Den Rentenantrag der Klägerin vom 14. Mai 1982 lehnte die Beklagte mit Bescheid vom 10. August 1982 ab, weil die Klägerin umfassend auf Unterhalt verzichtet habe.
Das Sozialgericht (SG) hat die Klage der Klägerin abgewiesen (Urteil vom 2. Februar 1983). Auf die Berufung der Klägerin hat das Landessozialgericht (LSG) in seinem ersten Urteil in diesem Rechtsstreit vom 25. November 1983 die Beklagte verurteilt, "der Klägerin ab 1. Juni 1982 Hinterbliebenenrente gemäß § 1265 RVO zu gewähren". Dieses Urteil hat der erkennende Senat - damals als 5b Senat - in dem Revisionsverfahren 5b RJ 68/84 am 14. März 1985 aufgehoben und den Rechtsstreit an das LSG zurückverwiesen (vgl SozR 2200 § 1265 Nr 74). Der Senat hat damals ausgeführt, nach der Rechtsprechung des Bundessozialgerichts (BSG) habe ein umfassender Unterhaltsverzicht zur Folge, daß ein Anspruch aus § 1265 Abs 1 Satz 2 RVO nicht bestehe. Ob an dieser Rechtsprechung festzuhalten ist, hat der Senat unentschieden gelassen, jedoch die Gründe, aus denen das LSG davon abgewichen ist, für erwägenswert gehalten. Von seinem Rechtsstandpunkt aus hätte sich das LSG jedenfalls gedrängt fühlen müssen, Feststellungen darüber zu treffen, ob aus Gründen, die nicht im Zusammenhang mit den Vermögens- oder Erwerbsverhältnissen des Versicherten gestanden hätten, der Unterhaltsverzicht erklärt worden sei.

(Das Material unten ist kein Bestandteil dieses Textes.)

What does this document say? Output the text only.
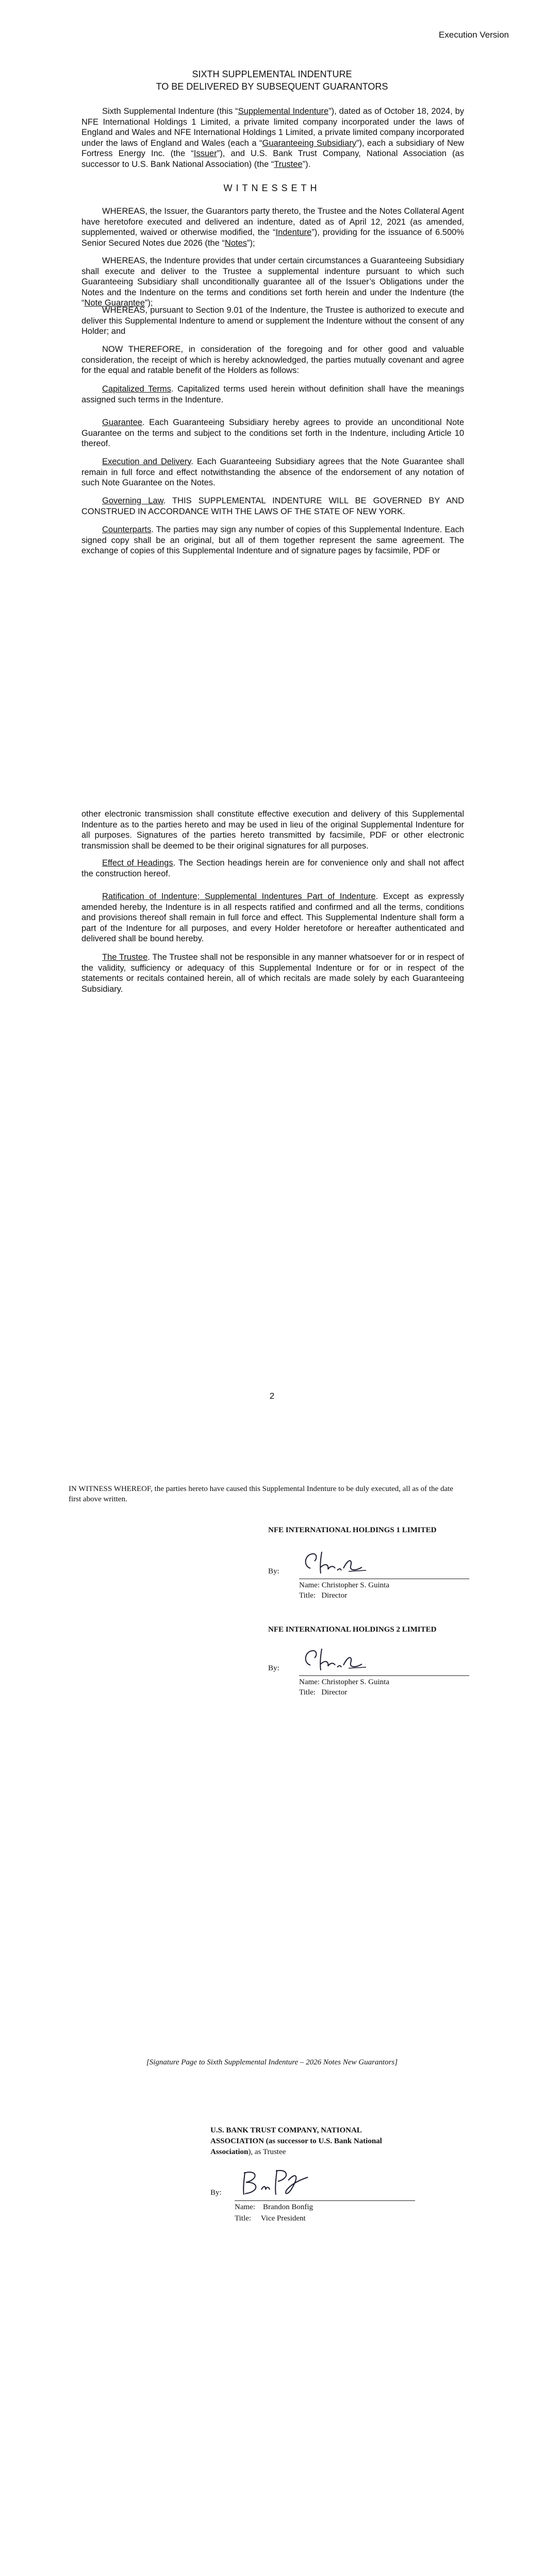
Execution Version
SIXTH SUPPLEMENTAL INDENTURE
TO BE DELIVERED BY SUBSEQUENT GUARANTORS

Sixth Supplemental Indenture (this “Supplemental Indenture”), dated as of October 18, 2024, by NFE International Holdings 1 Limited, a private limited company incorporated under the laws of England and Wales and NFE International Holdings 1 Limited, a private limited company incorporated under the laws of England and Wales (each a “Guaranteeing Subsidiary”), each a subsidiary of New Fortress Energy Inc. (the “Issuer”), and U.S. Bank Trust Company, National Association (as successor to U.S. Bank National Association) (the “Trustee”).

WITNESSETH

WHEREAS, the Issuer, the Guarantors party thereto, the Trustee and the Notes Collateral Agent have heretofore executed and delivered an indenture, dated as of April 12, 2021 (as amended, supplemented, waived or otherwise modified, the “Indenture”), providing for the issuance of 6.500% Senior Secured Notes due 2026 (the “Notes”);

WHEREAS, the Indenture provides that under certain circumstances a Guaranteeing Subsidiary shall execute and deliver to the Trustee a supplemental indenture pursuant to which such Guaranteeing Subsidiary shall unconditionally guarantee all of the Issuer’s Obligations under the Notes and the Indenture on the terms and conditions set forth herein and under the Indenture (the “Note Guarantee”);

WHEREAS, pursuant to Section 9.01 of the Indenture, the Trustee is authorized to execute and deliver this Supplemental Indenture to amend or supplement the Indenture without the consent of any Holder; and

NOW THEREFORE, in consideration of the foregoing and for other good and valuable consideration, the receipt of which is hereby acknowledged, the parties mutually covenant and agree for the equal and ratable benefit of the Holders as follows:

Capitalized Terms. Capitalized terms used herein without definition shall have the meanings assigned such terms in the Indenture.

Guarantee. Each Guaranteeing Subsidiary hereby agrees to provide an unconditional Note Guarantee on the terms and subject to the conditions set forth in the Indenture, including Article 10 thereof.

Execution and Delivery. Each Guaranteeing Subsidiary agrees that the Note Guarantee shall remain in full force and effect notwithstanding the absence of the endorsement of any notation of such Note Guarantee on the Notes.

Governing Law. THIS SUPPLEMENTAL INDENTURE WILL BE GOVERNED BY AND CONSTRUED IN ACCORDANCE WITH THE LAWS OF THE STATE OF NEW YORK.

Counterparts. The parties may sign any number of copies of this Supplemental Indenture. Each signed copy shall be an original, but all of them together represent the same agreement. The exchange of copies of this Supplemental Indenture and of signature pages by facsimile, PDF or

other electronic transmission shall constitute effective execution and delivery of this Supplemental Indenture as to the parties hereto and may be used in lieu of the original Supplemental Indenture for all purposes. Signatures of the parties hereto transmitted by facsimile, PDF or other electronic transmission shall be deemed to be their original signatures for all purposes.

Effect of Headings. The Section headings herein are for convenience only and shall not affect the construction hereof.

Ratification of Indenture; Supplemental Indentures Part of Indenture. Except as expressly amended hereby, the Indenture is in all respects ratified and confirmed and all the terms, conditions and provisions thereof shall remain in full force and effect. This Supplemental Indenture shall form a part of the Indenture for all purposes, and every Holder heretofore or hereafter authenticated and delivered shall be bound hereby.

The Trustee. The Trustee shall not be responsible in any manner whatsoever for or in respect of the validity, sufficiency or adequacy of this Supplemental Indenture or for or in respect of the statements or recitals contained herein, all of which recitals are made solely by each Guaranteeing Subsidiary.

2
IN WITNESS WHEREOF, the parties hereto have caused this Supplemental Indenture to be duly executed, all as of the date first above written.
NFE INTERNATIONAL HOLDINGS 1 LIMITED
By:
Name: Christopher S. Guinta
Title: Director
NFE INTERNATIONAL HOLDINGS 2 LIMITED
By:
Name: Christopher S. Guinta
Title: Director
[Signature Page to Sixth Supplemental Indenture – 2026 Notes New Guarantors]
U.S. BANK TRUST COMPANY, NATIONAL
ASSOCIATION (as successor to U.S. Bank National
Association), as Trustee
By:
Name: Brandon Bonfig
Title: Vice President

Das LSG hat nun erneut die Beklagte verurteilt, der Klägerin ab 1. Juni 1982 Hinterbliebenenrente zu gewähren (Urteil vom 26. August 1986): Zwar habe sich die Klägerin bei ihrer Unterhaltsverzichtserklärung von mehreren Beweggründen leiten lassen. Das entscheidende Motiv der Klägerin für den 1958 vereinbarten Unterhaltsverzicht habe aber in den zumindest in jener Zeit sehr schlechten Vermögens- und Erwerbsverhältnissen ihres früheren Ehemannes gelegen. Im übrigen stünden die anderen "Motivbestandteile" in einer ganz engen Wechselbeziehung zu den damaligen Vermögens- und Erwerbsverhältnissen des Versicherten, so daß insoweit eine gesonderte Betrachtung nicht angezeigt sei. Aber selbst wenn man eine solche für möglich halte, führe diese dazu, den auf die Tatbestände des § 1265 Abs 1 Satz 2 Nr 1 RVO sich beziehenden Beweggrund als gleichwertig und gleichgewichtig im Verhältnis zu den sonstigen Beweggründen anzusehen.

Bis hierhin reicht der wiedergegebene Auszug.